Requesting anonymity, he said the energy shortages continue to rise and restrict industrial output in Punjab, where three quarters of the largest exporting industry – textile – is located. The energy shortages, by the government’s own admission, have been wiping out at least two to three per cent of growth every year.

“How could the government achieve growth without addressing energy crunch? I do not understand. The central bank too has projected growth to fall below four per cent in its annual report for the last financial year,” the LSE economist said, also expressing his doubts about the government’s ability to contain the budget deficits below five per cent.
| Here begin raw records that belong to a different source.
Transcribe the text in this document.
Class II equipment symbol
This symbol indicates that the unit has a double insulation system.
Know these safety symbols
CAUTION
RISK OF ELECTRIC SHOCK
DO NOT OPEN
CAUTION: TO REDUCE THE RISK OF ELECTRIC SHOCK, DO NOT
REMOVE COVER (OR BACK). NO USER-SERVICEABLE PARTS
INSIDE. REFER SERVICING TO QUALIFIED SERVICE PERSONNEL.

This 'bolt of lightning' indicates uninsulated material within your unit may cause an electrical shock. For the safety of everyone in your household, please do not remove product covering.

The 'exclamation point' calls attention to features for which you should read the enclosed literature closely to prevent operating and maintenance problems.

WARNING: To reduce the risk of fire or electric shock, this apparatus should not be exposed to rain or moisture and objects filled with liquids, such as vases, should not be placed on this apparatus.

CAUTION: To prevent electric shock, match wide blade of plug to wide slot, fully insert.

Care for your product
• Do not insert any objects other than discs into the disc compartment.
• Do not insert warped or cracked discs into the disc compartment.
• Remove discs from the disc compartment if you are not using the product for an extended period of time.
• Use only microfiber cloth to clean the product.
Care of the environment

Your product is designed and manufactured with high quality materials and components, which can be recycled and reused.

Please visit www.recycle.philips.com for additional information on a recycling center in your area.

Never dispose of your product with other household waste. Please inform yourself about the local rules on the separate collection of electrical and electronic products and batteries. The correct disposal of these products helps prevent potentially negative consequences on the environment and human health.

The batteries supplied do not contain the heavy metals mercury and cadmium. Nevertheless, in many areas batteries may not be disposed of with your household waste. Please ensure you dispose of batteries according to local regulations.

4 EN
“The government’s debt servicing needs consumed 90 per cent of its tax resource last year. This year’s budget has estimated debt servicing payments in excess of Rs800 billion. As much is provided for the security expenditure. The expense on power subsidies (forecast to grow to Rs350 billion by the end of the fiscal) is under provided at Rs50 billion.

There is no provision in the budget for Rs45 billion to be given to the rich fertiliser makers or a few more billions to the sugar barons in cash subsidy in the name of farmers,” he said. “In these circumstances, it appears doubtful for the government to manage the budget deficit below 6.5 to seven per cent of the GDP even if it manages to meet the Rs1.95 trillion tax target for the year.”

A financial analyst working for brokerage house in Karachi agrees with the LSE economist. “What the MFPCB says appears to be an exaggerated optimism about the health of the economy. How can you expect the economy to grow at a faster rate when nobody is making any investments in it?,” he wonders.

“In spite of a reduction in the interest rates by 200bps this fiscal, the private credit has failed to show any significant improvement. The cost of borrowing is still too high. The increase in private credit uptake to Rs170 billion in the first half of the year from Rs123 billion last year, as noted by the board, is more because of meeting the working capital requirements of the borrowers rather than for the establishment of new factories or upgradation or replacement of their existing machines and technologies,” argues the analyst. “The industry is retiring its debt to reduce its expense in view of the production and revenue losses on the back of growing energy shortages.”

Moreover, he says, the government is depending a lot on the release of coalition support fund (CSF) by the United States, receipt of the remaining PTCL privatisation proceeds, and funds to be generated from the sale of five 3G telecom licences to cover its budget deficit. “If any of these funds are delayed, the budget deficit will expand further.”

Many feel that the government’s expenditure this year is going to rise in view of the elections scheduled for early next year.
“Not only that the government is going to spend more generously to please the voters and its legislators from switching sides ahead of the next election, it will more likely pursue an expansionary fiscal policy next fiscal year as well to provide relief to the voters. This may push growth, but would compromise macroeconomic stability,” he said.

He was of the view that the clever move by the government to settle circular debt of Rs160 billion through a debt swap deal with the banks outside the budget could somewhat help it keep down the deficit. But it would be too naive to expect the budget deficit to come down to the level the government hopes so.

He said the government seemed to be concerned about its deteriorating public image on different issues, including the mishandling of the sliding economy and rising energy shortages, in the election year. Hence, he said, it was trying to send a “feel good” message to its voters by projecting the numbers that showed signs of improvement in the country’s economic conditions.